Why Plutarch reads him
Plutarch reads Nicias as the study of caution carried to a fault — a wealthy, honest, religiously scrupulous Athenian whose prudence served his city well in moderation and destroyed it in excess. The platform reads him, with Plutarch, as the mirror-image of Alcibiades: where Alcibiades' ruin came of too much daring, Nicias' came of too little, and the Sicilian Expedition that both men shaped became the grave of Athenian power partly through the recklessness of the one and the hesitation of the other.
Character: prudence and its shadow
Plutarch's portrait is sympathetic and severe at once. Nicias was a good man — careful, conscientious, generous with his wealth, anxious to do right and to be seen to do right — and his caution gave Athens the breathing space of the peace that bears his name. But the same temperament shaded into timidity, indecision, and an excessive deference to omens and priests. The platform reads this under character and power: Nicias' virtues and his fatal flaw were the same disposition seen in two lights, and command exposed the flaw that private life had concealed.
The political significance
Nicias opposed the Sicilian Expedition, was appointed against his will to help lead it, and then — when retreat might still have saved the army — delayed the withdrawal because an eclipse of the moon frightened him into waiting, on his seers' advice, for a further cycle of days.
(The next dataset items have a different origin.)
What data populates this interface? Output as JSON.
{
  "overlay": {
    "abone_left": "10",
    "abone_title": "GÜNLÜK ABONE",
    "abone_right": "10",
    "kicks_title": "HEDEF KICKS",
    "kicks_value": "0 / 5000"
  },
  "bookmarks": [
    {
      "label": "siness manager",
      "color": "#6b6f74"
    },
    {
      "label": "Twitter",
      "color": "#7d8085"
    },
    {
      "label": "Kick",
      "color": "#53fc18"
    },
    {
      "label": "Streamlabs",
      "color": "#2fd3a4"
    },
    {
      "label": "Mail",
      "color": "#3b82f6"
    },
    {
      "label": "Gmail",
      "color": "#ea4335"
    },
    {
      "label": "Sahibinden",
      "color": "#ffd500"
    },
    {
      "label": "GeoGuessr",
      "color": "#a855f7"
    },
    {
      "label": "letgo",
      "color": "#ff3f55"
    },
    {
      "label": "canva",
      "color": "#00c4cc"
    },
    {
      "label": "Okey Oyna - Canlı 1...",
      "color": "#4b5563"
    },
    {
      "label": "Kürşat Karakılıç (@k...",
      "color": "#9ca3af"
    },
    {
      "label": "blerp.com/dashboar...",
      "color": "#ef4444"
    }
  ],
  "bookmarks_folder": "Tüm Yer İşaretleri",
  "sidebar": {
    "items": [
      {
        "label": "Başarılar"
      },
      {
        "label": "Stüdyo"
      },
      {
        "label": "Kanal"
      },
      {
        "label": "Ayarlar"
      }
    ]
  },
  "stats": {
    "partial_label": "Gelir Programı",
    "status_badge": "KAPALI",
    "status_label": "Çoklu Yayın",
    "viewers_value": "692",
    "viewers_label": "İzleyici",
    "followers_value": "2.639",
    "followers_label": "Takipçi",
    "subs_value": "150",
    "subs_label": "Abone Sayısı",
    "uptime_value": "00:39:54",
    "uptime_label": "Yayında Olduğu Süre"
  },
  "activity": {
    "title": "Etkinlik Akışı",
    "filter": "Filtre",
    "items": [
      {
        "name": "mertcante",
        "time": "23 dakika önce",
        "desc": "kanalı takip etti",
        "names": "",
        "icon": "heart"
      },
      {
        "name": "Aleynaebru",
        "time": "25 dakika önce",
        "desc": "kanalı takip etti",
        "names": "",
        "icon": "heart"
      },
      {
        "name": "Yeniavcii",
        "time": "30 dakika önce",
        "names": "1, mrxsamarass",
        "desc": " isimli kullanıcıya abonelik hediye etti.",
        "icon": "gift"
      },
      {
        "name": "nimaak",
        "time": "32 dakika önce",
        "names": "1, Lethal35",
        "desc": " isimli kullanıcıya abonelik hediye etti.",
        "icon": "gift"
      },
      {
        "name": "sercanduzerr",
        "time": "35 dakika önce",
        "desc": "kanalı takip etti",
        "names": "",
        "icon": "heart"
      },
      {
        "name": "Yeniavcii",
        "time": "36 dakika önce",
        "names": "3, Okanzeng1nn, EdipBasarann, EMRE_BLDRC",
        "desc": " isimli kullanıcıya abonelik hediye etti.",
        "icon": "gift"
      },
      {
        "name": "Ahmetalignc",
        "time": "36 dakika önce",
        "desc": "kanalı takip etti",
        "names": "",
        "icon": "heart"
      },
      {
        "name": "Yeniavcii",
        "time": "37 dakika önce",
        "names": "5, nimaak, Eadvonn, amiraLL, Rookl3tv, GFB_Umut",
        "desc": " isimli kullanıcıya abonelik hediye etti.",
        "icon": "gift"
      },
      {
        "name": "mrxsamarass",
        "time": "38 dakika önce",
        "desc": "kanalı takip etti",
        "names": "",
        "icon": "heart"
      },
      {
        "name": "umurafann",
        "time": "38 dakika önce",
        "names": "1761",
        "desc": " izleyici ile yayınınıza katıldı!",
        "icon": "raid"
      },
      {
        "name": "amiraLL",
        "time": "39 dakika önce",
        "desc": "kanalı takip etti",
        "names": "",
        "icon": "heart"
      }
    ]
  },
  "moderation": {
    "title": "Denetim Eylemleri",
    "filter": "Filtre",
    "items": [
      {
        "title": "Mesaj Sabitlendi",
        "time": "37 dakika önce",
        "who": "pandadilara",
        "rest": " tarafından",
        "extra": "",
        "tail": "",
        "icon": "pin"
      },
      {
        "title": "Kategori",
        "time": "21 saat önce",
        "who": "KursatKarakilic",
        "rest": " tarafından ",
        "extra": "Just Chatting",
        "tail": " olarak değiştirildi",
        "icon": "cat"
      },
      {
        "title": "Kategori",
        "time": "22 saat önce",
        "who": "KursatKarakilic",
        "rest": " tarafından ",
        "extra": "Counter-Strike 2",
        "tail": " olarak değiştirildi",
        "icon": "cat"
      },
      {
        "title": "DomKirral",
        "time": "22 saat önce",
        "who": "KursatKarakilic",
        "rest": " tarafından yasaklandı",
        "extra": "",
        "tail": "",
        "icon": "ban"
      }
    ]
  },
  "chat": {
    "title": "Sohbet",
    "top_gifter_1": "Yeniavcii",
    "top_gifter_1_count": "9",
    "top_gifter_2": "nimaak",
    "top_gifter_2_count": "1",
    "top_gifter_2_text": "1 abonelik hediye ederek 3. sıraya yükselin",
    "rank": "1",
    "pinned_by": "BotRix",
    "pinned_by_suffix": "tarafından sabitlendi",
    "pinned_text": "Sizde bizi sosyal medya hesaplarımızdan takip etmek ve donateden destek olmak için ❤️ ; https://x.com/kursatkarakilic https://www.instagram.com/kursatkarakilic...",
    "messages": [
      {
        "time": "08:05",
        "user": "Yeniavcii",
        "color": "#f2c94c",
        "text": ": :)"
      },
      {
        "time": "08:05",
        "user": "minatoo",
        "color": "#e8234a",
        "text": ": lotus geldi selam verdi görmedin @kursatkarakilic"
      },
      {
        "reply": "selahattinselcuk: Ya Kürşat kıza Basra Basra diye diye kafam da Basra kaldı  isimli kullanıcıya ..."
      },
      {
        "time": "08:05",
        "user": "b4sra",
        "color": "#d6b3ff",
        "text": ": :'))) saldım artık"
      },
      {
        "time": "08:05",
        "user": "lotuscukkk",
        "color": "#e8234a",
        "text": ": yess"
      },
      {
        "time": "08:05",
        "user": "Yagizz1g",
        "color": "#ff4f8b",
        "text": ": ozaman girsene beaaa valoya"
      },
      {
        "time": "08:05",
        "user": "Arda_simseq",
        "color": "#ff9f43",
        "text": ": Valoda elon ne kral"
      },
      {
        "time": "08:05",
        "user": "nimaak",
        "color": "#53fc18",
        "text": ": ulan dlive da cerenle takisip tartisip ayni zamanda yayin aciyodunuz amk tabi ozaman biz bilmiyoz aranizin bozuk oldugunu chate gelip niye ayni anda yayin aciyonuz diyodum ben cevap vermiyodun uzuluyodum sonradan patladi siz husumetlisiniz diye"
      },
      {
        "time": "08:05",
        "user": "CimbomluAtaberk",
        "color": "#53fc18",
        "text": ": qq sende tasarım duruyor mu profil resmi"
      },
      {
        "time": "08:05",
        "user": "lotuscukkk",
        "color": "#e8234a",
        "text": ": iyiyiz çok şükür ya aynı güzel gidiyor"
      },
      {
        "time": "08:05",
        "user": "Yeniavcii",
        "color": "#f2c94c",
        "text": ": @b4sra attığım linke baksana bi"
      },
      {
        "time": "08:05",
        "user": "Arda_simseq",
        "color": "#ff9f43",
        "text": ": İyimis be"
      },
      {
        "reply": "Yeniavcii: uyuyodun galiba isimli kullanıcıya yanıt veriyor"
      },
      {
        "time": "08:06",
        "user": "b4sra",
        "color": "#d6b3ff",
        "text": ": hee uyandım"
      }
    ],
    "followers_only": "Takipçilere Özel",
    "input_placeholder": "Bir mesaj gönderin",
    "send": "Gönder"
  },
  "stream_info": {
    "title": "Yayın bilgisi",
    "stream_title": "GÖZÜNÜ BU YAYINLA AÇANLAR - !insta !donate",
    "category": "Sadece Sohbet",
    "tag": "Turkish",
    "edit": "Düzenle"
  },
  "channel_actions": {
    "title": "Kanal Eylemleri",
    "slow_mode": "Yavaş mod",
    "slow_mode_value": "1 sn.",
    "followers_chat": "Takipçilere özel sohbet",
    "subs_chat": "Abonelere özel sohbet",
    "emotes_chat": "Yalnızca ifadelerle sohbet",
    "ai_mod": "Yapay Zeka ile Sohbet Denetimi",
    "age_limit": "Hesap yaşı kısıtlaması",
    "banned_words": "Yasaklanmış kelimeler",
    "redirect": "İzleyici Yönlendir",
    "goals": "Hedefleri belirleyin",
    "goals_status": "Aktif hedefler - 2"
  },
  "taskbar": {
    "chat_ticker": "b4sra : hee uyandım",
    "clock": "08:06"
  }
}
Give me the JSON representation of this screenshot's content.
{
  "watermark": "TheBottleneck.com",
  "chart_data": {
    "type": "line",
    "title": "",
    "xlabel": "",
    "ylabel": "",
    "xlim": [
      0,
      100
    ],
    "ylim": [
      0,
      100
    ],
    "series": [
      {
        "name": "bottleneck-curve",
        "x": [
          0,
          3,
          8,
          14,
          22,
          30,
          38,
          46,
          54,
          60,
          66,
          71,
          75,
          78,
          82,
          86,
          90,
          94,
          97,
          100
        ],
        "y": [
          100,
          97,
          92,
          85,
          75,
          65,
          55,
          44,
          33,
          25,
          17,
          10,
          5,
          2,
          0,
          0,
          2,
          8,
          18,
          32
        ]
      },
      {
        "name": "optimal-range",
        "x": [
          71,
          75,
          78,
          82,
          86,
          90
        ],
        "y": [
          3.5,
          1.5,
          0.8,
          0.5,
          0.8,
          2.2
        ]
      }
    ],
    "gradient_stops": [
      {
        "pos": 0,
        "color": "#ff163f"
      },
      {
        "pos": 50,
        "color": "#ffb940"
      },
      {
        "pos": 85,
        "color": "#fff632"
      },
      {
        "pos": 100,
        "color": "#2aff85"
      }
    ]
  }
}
The platform reads this as one of antiquity's most consequential failures of judgement: the hesitation born of his scrupulous piety doomed the expedition, and with it the flower of Athenian manpower and Athens' chance in the war. He died in the catastrophe, executed after the surrender. Prudence, untimely, had become the agent of disaster.
The lesson Plutarch draws
Plutarch pairs Nicias with Crassus — two wealthy men whose foreign expeditions ended in annihilation, the one through over-caution, the other through over-reach. The platform reads the lesson under leadership and character: that the virtues of a leader are situational, that caution and daring are each fatal out of season, and that judgement — the capacity to know which the moment requires — is the governing virtue that Nicias, for all his goodness, lacked at the decisive hour.